The treating institution is required to report all adverse side effects to COG, which reports them to the U.S. Food and Drug Administration. If concerns are raised, the study may be put on hold while an independent Data Safety and Monitoring Board and the study committee review the situation. If one arm of the trial is causing unacceptable side effects, that arm is stopped, and the children enrolled are given the better treatment.

All institutions that conduct clinical trials have an Institutional Review Board (IRB)—made up of scientists, doctors, nurses, and citizens from the community—that reviews and approves all research taking place there. The purpose of the IRB is to protect patients. Funding agencies (e.g., National Cancer Institute) also review and approve trials before children are enrolled.

Questions to ask about clinical trials

To fully understand the clinical trial proposed for your child, here are some important questions to ask the oncologist:

• What is the purpose of the study?
• Who is sponsoring the study? Who monitors patient safety?
• What tests and treatments will be done during the study? How do these differ from standard treatment?
• What are the possible benefits?
• What are the possible disadvantages?
• What are the possible side effects of the study compared to those of standard treatment?
• What are the possible long-term impacts of the study compared with the standard treatment?
• Will the study require more hospitalizations than standard treatment?
• Does the study include long-term follow-up?
• Will you compare the study versus standard treatment in terms of possible outcomes, side effects, time involved, costs, and quality of life?
• Will our insurance cover the costs of the clinical trial?

After discussing the clinical trial with the team, you will need a copy of the information to review later.
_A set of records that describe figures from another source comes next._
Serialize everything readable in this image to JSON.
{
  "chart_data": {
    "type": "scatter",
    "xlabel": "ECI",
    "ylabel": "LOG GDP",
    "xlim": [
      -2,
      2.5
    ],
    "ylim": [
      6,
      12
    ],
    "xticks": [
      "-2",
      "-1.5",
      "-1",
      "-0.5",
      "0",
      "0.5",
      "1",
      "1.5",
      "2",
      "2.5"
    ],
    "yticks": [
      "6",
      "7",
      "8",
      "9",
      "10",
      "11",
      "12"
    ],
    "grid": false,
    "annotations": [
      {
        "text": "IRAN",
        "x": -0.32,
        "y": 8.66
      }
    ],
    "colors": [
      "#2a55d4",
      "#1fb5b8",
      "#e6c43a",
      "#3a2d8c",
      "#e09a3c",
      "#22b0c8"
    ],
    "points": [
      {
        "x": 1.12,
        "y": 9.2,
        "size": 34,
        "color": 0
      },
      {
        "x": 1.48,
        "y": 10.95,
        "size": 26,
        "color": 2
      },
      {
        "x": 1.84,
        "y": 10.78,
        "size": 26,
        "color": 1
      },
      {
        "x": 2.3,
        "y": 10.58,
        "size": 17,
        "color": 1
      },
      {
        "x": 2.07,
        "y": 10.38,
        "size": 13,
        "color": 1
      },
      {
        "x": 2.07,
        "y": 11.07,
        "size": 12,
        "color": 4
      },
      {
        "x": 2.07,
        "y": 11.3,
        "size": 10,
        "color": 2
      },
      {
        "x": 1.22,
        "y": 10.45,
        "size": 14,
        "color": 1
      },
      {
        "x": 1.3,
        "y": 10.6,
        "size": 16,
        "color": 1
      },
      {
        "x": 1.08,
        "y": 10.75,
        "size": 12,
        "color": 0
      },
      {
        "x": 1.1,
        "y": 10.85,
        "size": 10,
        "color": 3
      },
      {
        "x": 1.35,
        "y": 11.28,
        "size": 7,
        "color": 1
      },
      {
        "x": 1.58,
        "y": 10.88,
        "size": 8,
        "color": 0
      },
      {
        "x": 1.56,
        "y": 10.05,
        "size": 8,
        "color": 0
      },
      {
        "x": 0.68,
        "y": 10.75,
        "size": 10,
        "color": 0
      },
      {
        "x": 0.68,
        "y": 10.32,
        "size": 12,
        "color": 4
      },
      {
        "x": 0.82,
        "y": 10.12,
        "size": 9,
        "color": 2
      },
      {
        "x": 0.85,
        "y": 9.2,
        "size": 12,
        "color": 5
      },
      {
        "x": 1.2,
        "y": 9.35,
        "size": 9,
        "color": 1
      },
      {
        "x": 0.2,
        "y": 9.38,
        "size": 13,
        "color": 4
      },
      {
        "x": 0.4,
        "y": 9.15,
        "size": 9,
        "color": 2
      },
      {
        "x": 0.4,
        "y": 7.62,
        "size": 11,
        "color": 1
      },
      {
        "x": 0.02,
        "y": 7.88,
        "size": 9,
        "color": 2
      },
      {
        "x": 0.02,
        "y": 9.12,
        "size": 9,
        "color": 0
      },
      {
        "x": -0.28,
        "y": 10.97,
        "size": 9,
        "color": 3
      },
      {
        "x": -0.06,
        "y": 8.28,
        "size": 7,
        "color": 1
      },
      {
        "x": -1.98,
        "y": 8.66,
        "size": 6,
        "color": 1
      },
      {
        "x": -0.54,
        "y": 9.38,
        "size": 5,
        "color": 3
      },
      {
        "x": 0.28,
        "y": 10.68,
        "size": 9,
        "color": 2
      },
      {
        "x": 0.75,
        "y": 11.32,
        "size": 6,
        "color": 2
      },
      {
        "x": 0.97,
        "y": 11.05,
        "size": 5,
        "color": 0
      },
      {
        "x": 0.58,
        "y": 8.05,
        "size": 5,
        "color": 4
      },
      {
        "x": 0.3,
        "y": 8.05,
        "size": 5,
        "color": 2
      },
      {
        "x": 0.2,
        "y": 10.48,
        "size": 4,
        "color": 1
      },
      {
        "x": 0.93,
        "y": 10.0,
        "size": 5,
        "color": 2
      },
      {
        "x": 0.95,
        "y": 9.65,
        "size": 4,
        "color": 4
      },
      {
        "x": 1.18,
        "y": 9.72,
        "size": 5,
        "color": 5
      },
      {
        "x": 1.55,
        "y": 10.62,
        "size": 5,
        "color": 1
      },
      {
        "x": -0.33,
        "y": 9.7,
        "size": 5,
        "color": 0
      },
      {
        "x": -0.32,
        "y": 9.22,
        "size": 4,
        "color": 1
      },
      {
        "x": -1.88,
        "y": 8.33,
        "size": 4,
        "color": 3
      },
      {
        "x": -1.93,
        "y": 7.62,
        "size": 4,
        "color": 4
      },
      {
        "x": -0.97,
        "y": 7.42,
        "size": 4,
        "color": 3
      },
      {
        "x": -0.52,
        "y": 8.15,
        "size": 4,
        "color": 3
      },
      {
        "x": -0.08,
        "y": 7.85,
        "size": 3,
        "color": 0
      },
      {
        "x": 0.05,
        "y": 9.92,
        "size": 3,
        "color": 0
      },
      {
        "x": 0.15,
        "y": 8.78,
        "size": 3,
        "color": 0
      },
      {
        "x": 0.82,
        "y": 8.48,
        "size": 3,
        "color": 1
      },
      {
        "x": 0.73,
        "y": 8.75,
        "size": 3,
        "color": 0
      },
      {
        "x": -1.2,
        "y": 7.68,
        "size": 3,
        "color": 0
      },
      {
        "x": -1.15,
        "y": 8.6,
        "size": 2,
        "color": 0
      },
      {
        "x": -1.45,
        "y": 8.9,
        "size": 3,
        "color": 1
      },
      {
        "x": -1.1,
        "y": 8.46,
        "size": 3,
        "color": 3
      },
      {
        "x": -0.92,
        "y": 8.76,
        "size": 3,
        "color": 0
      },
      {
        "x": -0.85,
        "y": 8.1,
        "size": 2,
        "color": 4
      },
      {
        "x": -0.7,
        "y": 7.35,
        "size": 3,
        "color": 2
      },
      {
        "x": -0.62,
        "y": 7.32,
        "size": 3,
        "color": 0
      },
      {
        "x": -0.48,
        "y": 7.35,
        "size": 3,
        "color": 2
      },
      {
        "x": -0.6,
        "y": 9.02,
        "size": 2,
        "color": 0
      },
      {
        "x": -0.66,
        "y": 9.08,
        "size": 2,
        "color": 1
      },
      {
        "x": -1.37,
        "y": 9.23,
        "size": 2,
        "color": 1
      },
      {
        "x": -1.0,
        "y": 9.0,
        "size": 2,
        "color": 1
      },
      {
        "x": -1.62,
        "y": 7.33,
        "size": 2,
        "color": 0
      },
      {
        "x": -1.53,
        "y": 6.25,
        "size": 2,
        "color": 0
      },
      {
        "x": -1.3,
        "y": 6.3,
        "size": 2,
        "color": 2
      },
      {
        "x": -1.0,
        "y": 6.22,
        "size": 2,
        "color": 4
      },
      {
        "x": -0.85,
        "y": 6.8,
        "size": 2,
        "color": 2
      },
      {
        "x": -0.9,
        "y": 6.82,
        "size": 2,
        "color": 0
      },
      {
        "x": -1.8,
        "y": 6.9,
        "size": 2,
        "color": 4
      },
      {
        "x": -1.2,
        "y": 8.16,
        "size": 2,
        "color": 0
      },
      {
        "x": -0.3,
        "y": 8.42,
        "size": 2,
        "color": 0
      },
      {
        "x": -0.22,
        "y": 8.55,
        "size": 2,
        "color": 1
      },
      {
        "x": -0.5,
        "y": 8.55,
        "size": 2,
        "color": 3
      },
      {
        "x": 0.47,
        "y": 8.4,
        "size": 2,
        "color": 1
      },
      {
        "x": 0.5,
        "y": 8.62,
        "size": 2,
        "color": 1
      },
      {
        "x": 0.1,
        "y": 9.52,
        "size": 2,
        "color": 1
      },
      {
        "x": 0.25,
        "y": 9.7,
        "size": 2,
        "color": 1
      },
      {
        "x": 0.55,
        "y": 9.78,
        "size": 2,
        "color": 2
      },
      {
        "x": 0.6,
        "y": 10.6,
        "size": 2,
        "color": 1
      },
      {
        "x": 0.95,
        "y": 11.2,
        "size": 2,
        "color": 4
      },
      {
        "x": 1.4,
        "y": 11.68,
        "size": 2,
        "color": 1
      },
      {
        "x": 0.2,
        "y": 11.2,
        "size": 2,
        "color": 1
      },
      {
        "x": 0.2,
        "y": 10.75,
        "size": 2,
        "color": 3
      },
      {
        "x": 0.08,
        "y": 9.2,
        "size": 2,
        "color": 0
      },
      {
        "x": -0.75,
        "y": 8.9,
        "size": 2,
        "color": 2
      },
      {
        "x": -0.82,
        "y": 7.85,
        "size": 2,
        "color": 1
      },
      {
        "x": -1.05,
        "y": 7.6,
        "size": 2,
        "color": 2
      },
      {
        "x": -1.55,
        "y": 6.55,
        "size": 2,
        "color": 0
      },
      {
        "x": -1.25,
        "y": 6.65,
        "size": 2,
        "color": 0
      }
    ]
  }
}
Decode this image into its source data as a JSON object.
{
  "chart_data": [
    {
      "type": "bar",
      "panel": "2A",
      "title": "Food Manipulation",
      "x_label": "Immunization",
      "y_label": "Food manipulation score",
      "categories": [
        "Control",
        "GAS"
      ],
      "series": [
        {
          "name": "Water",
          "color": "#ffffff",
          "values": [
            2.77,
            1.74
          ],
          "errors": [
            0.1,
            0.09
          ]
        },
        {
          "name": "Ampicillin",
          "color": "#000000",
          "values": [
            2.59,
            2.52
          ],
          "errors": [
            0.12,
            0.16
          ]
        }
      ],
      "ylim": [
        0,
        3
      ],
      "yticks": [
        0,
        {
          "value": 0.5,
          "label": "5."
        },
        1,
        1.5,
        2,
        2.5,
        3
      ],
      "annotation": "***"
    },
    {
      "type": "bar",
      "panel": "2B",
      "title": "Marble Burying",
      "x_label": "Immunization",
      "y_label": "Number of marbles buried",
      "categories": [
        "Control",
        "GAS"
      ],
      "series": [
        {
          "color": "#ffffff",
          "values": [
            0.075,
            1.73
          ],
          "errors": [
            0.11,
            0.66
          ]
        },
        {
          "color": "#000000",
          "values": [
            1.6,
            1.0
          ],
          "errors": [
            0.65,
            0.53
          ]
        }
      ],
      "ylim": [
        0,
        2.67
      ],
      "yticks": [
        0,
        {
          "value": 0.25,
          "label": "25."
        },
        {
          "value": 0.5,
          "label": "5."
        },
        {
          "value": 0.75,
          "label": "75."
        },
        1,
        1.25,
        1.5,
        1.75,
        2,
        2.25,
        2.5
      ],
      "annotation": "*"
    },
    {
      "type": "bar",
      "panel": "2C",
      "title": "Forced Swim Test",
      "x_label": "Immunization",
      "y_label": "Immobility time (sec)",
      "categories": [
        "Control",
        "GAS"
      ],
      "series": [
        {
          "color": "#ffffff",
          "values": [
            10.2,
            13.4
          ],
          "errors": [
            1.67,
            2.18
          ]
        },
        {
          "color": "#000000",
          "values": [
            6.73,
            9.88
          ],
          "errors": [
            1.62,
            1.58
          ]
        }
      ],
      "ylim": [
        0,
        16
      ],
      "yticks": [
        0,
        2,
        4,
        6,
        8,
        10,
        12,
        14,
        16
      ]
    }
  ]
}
Many parents record the conversations or bring a friend to take notes; others write down all the doctor’s answers for later reference.

A clinical trial involving very high-dose chemotherapy followed by stem cell transplant was proposed for our 2-year-old daughter. We asked numerous questions, and I wrote down all the answers in my notebook. The two primary questions were: How many kids die during and after this treatment? Are her chances of long-term survival worth the pain we were going to put her through? We struggled with the concept of hurting her if it wasn’t going to do any good. We also asked about the specific drugs, their side effects, and what to expect from each treatment. It was a very difficult process and decision.

Things to consider about clinical trials

Deciding whether to enroll your child in a clinical trial is often difficult. The following lists describe why some families choose to enroll and why others choose not to enroll. These lists may help clarify your feelings about this important decision.

Why some families choose to enroll:

• Children receive either state-of-the-art investigational therapy or the standard therapy.
• Clinical trials can provide the chance to benefit from a new therapy before it is widely available.
• Children enrolled in clinical trials may be monitored more frequently throughout treatment.
• Review boards of scientists oversee clinical trials.
• Participating in a clinical trial often makes parents feel they did everything medically possible for their child.
• Information gained from clinical trials will benefit children with cancer in the future.

Reasons why families choose not to enroll:

• The experimental arm may not provide treatment that is as effective as the standard therapy, or it may cause additional side effects or risks.
• Some families do not like the feeling of not having control over choosing the child’s treatment.
• Some clinical trials require more hospitalizations, treatments, clinic visits, or tests that may be more painful than the standard treatment.
• Some families feel additional stress about which arm is the best treatment for their child.
• Insurance may not cover investigational studies. Parents need to carefully explore this issue prior to signing the consent form.